Graphics are “meh” at best. Horribly annoying canned animations give absolutely no personality to any of the wrestlers you see, even though there are unique entrances for all the WWE Superstars. A limitation in WWE 24/7 mode seems to be that there can only be four characters on screen at the same time, and often there is no continuity between the story and what you see in the animations between characters. They are just replaced randomly with other wrestlers, so you’ll see the same scenes over and over. It might also be a boon that some of the models in the game look like the real wrestlers, but some of them look very off, like Edge. The sound is okay at best as the music can get kind of repetitive. The voice-overs are done by the actual wrestlers and personalities from WWE, so credit should be given for actually getting the real people to come in and donate their talents towards the project, although you might get sick of just about everyone’s voice by the time you’re through with WWE 24/7 mode.
In the end SmackDown vs.

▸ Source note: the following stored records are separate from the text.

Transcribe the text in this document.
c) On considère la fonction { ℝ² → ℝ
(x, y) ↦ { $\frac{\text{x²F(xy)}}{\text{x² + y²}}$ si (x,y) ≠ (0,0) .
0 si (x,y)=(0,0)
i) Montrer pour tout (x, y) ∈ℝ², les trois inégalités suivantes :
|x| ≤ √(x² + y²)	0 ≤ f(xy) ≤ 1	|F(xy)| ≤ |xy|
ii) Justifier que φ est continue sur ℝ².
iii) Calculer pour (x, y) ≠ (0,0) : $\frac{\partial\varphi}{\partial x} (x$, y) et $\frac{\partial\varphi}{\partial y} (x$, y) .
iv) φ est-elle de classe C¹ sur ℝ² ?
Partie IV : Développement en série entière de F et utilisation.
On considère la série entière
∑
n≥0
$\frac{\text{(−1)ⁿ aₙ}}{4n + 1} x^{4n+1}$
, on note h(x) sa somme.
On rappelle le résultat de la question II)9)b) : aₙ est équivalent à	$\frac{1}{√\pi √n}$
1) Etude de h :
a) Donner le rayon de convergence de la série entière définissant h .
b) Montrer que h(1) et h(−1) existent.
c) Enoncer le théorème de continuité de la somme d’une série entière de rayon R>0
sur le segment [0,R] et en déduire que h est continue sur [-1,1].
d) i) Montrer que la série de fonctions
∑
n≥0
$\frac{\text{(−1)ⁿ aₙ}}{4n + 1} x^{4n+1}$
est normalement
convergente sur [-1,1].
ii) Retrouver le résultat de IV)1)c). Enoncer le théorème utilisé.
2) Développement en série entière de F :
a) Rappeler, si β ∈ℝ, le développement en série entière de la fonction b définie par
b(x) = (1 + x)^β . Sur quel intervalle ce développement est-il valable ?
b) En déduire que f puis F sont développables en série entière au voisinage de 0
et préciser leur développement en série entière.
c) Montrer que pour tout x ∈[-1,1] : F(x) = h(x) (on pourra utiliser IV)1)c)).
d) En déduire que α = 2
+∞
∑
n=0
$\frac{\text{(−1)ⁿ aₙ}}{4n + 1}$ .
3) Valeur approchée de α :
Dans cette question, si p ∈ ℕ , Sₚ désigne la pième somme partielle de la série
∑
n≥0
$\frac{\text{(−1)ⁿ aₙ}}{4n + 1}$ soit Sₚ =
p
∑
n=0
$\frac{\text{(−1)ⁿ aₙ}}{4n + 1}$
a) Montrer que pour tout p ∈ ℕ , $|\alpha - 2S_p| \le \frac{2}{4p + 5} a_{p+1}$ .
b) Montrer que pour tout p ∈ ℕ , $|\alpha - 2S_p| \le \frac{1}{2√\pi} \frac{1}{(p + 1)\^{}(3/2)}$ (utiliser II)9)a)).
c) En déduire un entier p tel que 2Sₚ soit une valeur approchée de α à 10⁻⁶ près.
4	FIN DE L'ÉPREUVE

Raw 2008 is probably not worth your time. If you really commit to putting time into the game, you’ll be able to find a lot of content to busy yourself with. However horribly executed it may be, there is still a lot of playing time to be had. If you’re a long time fan of the series and you’ve stuck with it this far, you’re probably getting what you expect from a yearly “sports” title, but don’t hold your breath if you expect to find something redeeming in this year’s edition of SmackDown Vs. Raw. Maybe the 2009 edition of the game will have a fleshed out WWE 24/7 mode that will actually be worth playing, as it did show promise of becoming an interesting play mode.